My friend, Gena, shared a conversation she had with a friend with a terminal illness. This friend knows she is dying and that her remaining time on earth is short. And yet, she looks forward with an heart full of faith. She knows where she is going. She knows the body that is failing her is not "her". It is a sacred temple, which houses her spirit, which is eternal and part of a Heavenly Family. As she referenced what it will be like as time goes on, her health getting worse, and the distance between this life and the next narrowing, she wants the transition to be welcomed, as uncomplicated and as smooth as possible. She said, "I'm not going to let my mortality get in the way." This woman knows that inside of her body rests a spirit that will continue on long after her mortal shell has expired.

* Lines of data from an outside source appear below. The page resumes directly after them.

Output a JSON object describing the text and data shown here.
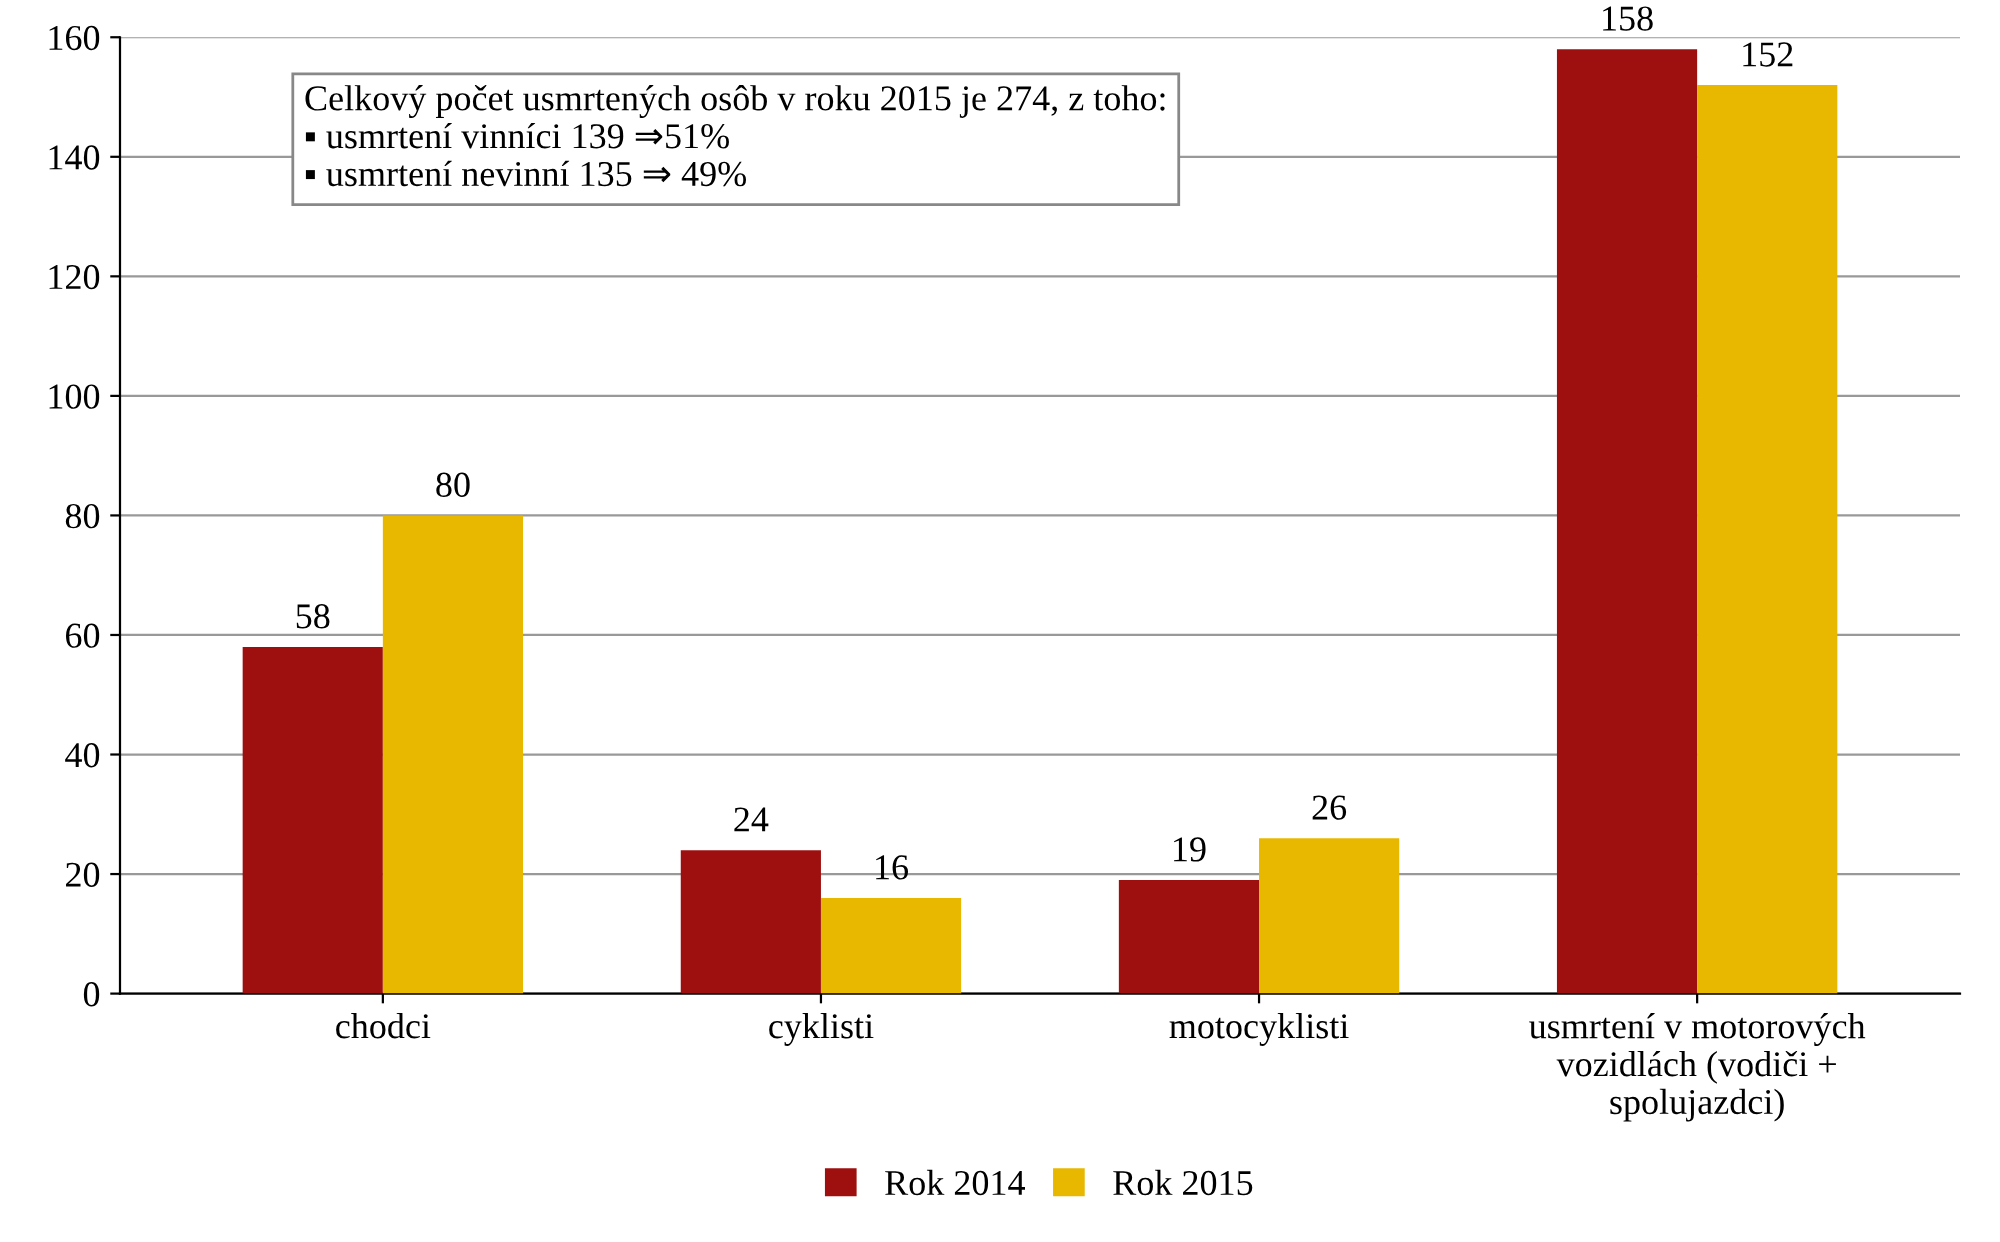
{
  "chart_data": {
    "type": "bar",
    "categories": [
      "chodci",
      "cyklisti",
      "motocyklisti",
      "usmrtení v motorových\nvozidlách (vodiči +\nspolujazdci)"
    ],
    "series": [
      {
        "name": "Rok 2014",
        "color": "#9e1010",
        "values": [
          58,
          24,
          19,
          158
        ]
      },
      {
        "name": "Rok 2015",
        "color": "#e8b800",
        "values": [
          80,
          16,
          26,
          152
        ]
      }
    ],
    "ylim": [
      0,
      160
    ],
    "yticks": [
      0,
      20,
      40,
      60,
      80,
      100,
      120,
      140,
      160
    ],
    "grid": "y",
    "legend": "bottom",
    "data_labels": true,
    "annotations": [
      "Celkový počet usmrtených osôb v roku 2015 je 274, z toho:",
      "▪ usmrtení vinníci 139 ⇒51%",
      "▪ usmrtení nevinní 135 ⇒ 49%"
    ]
  }
}
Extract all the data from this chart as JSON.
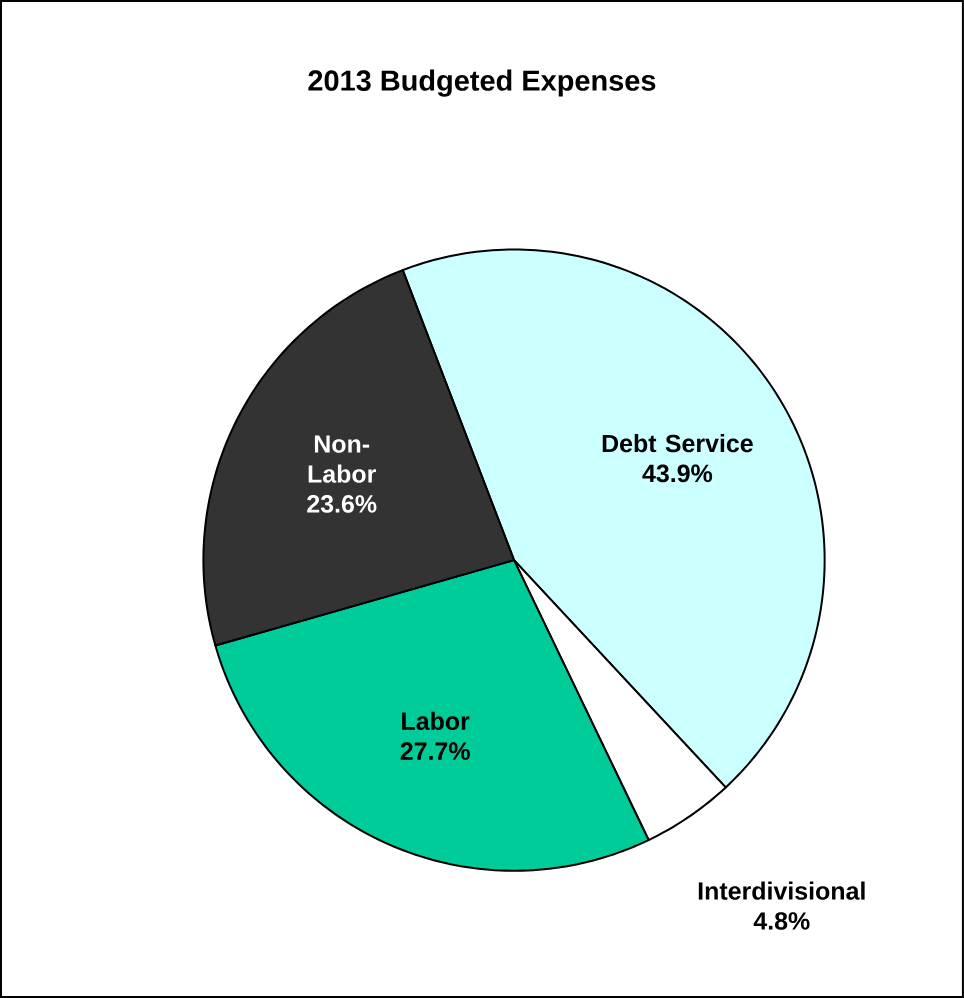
{
  "chart_data": {
    "type": "pie",
    "title": "2013 Budgeted Expenses",
    "categories": [
      "Debt Service",
      "Interdivisional",
      "Labor",
      "Non-Labor"
    ],
    "values": [
      43.9,
      4.8,
      27.7,
      23.6
    ],
    "colors": [
      "#ccffff",
      "#ffffff",
      "#00cc99",
      "#333333"
    ],
    "value_labels": [
      "43.9%",
      "4.8%",
      "27.7%",
      "23.6%"
    ]
  }
}
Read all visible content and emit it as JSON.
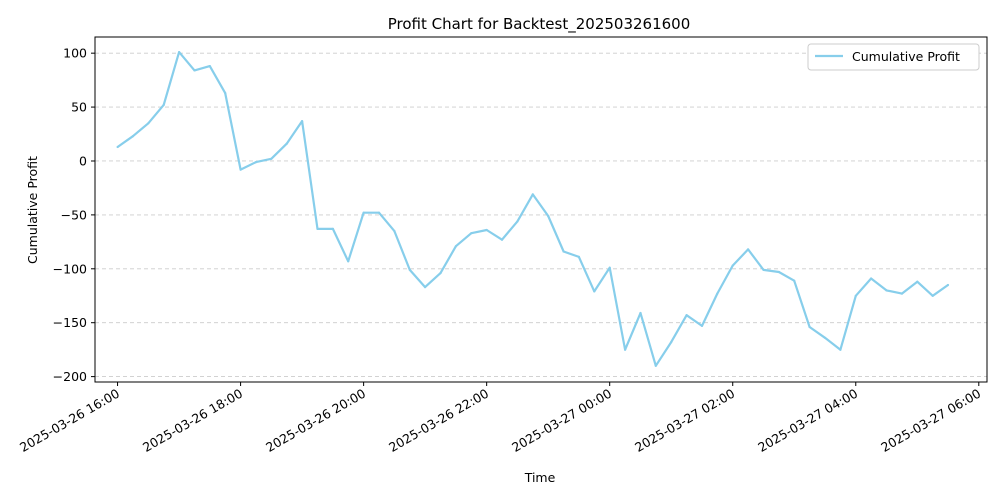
{
  "chart_data": {
    "type": "line",
    "title": "Profit Chart for Backtest_202503261600",
    "xlabel": "Time",
    "ylabel": "Cumulative Profit",
    "ylim": [
      -205,
      115
    ],
    "xlim": [
      "2025-03-26 15:38",
      "2025-03-27 06:08"
    ],
    "yticks": [
      -200,
      -150,
      -100,
      -50,
      0,
      50,
      100
    ],
    "xticks": [
      {
        "t": "2025-03-26 16:00",
        "label": "2025-03-26 16:00"
      },
      {
        "t": "2025-03-26 18:00",
        "label": "2025-03-26 18:00"
      },
      {
        "t": "2025-03-26 20:00",
        "label": "2025-03-26 20:00"
      },
      {
        "t": "2025-03-26 22:00",
        "label": "2025-03-26 22:00"
      },
      {
        "t": "2025-03-27 00:00",
        "label": "2025-03-27 00:00"
      },
      {
        "t": "2025-03-27 02:00",
        "label": "2025-03-27 02:00"
      },
      {
        "t": "2025-03-27 04:00",
        "label": "2025-03-27 04:00"
      },
      {
        "t": "2025-03-27 06:00",
        "label": "2025-03-27 06:00"
      }
    ],
    "grid": "y-dashed",
    "legend_position": "top-right",
    "series": [
      {
        "name": "Cumulative Profit",
        "color": "#87ceeb",
        "x": [
          "2025-03-26 16:00",
          "2025-03-26 16:15",
          "2025-03-26 16:30",
          "2025-03-26 16:45",
          "2025-03-26 17:00",
          "2025-03-26 17:15",
          "2025-03-26 17:30",
          "2025-03-26 17:45",
          "2025-03-26 18:00",
          "2025-03-26 18:15",
          "2025-03-26 18:30",
          "2025-03-26 18:45",
          "2025-03-26 19:00",
          "2025-03-26 19:15",
          "2025-03-26 19:30",
          "2025-03-26 19:45",
          "2025-03-26 20:00",
          "2025-03-26 20:15",
          "2025-03-26 20:30",
          "2025-03-26 20:45",
          "2025-03-26 21:00",
          "2025-03-26 21:15",
          "2025-03-26 21:30",
          "2025-03-26 21:45",
          "2025-03-26 22:00",
          "2025-03-26 22:15",
          "2025-03-26 22:30",
          "2025-03-26 22:45",
          "2025-03-26 23:00",
          "2025-03-26 23:15",
          "2025-03-26 23:30",
          "2025-03-26 23:45",
          "2025-03-27 00:00",
          "2025-03-27 00:15",
          "2025-03-27 00:30",
          "2025-03-27 00:45",
          "2025-03-27 01:00",
          "2025-03-27 01:15",
          "2025-03-27 01:30",
          "2025-03-27 01:45",
          "2025-03-27 02:00",
          "2025-03-27 02:15",
          "2025-03-27 02:30",
          "2025-03-27 02:45",
          "2025-03-27 03:00",
          "2025-03-27 03:15",
          "2025-03-27 03:30",
          "2025-03-27 03:45",
          "2025-03-27 04:00",
          "2025-03-27 04:15",
          "2025-03-27 04:30",
          "2025-03-27 04:45",
          "2025-03-27 05:00",
          "2025-03-27 05:15",
          "2025-03-27 05:30"
        ],
        "y": [
          13,
          23,
          35,
          52,
          101,
          84,
          88,
          63,
          -8,
          -1,
          2,
          16,
          37,
          -63,
          -63,
          -93,
          -48,
          -48,
          -65,
          -101,
          -117,
          -104,
          -79,
          -67,
          -64,
          -73,
          -56,
          -31,
          -51,
          -84,
          -89,
          -121,
          -99,
          -175,
          -141,
          -190,
          -168,
          -143,
          -153,
          -123,
          -97,
          -82,
          -101,
          -103,
          -111,
          -154,
          -164,
          -175,
          -125,
          -109,
          -120,
          -123,
          -112,
          -125,
          -115
        ]
      }
    ]
  }
}
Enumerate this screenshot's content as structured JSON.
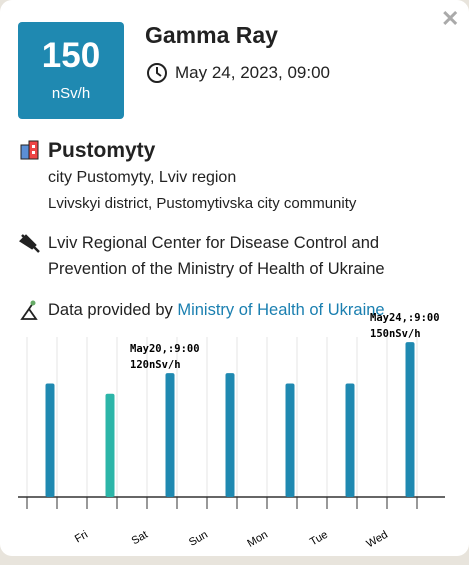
{
  "reading": {
    "value": "150",
    "unit": "nSv/h"
  },
  "header": {
    "title": "Gamma Ray",
    "datetime": "May 24, 2023, 09:00"
  },
  "location": {
    "name": "Pustomyty",
    "line1": "city Pustomyty, Lviv region",
    "line2": "Lvivskyi district, Pustomytivska city community"
  },
  "operator": {
    "lines": [
      "Lviv Regional Center for Disease Control and",
      "Prevention of the Ministry of Health of Ukraine"
    ]
  },
  "source": {
    "prefix": "Data provided by",
    "link": "Ministry of Health of Ukraine"
  },
  "chart_data": {
    "type": "bar",
    "categories": [
      null,
      null,
      "May20,:9:00",
      null,
      null,
      null,
      "May24,:9:00"
    ],
    "values": [
      110,
      100,
      120,
      120,
      110,
      110,
      150
    ],
    "value_labels": [
      null,
      null,
      "120nSv/h",
      null,
      null,
      null,
      "150nSv/h"
    ],
    "colors": [
      "#1f89b1",
      "#2cb5a8",
      "#1f89b1",
      "#1f89b1",
      "#1f89b1",
      "#1f89b1",
      "#1f89b1"
    ],
    "day_labels": [
      "Fri",
      "Sat",
      "Sun",
      "Mon",
      "Tue",
      "Wed"
    ],
    "ylim": [
      0,
      155
    ]
  }
}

She knows this is not the end and therefore does not think with her mortal eyes, but her spiritual eyes.
This made me think about my own life. Do I let my mortality get in the way sometimes? No, I am not terminally ill. But at times does my spirit - the eternal part of me, the part that existed before this life and will continue to exist in the next - want to shout at my mortal being, "Stop getting distracted with these temporary things! Mortality is temporary! It's only a part of your eternal experience!" Will my spiritual eyes look back on this life here on earth and realize I focused too much on what was here, on things (possessions, hobbies, busy-ness) that would remain HERE, instead of focusing on what I CAN take with me (love cultivated for others by serving them, a testimony built unshakable by seeking the good, acquiring better understanding of God's word, applying the Atonement in my life and recognizing that my Savior's sacrifice was for me, personally). The things of mortality that I am seeking and centering my energy on are not wrong. They are all good things and serve a purpose. But good doesn't mean they are better, and it certainly doesn't mean they are the best. I'm so grateful that Gena shared the conversation with her friend. It was a tender mercy and a gentle reminder that while seeking the good, I need to reserve time for the better and the best. I must serve my spiritual ambitions as much or more than my mortal goals.
I mustn't let my mortality get in my way.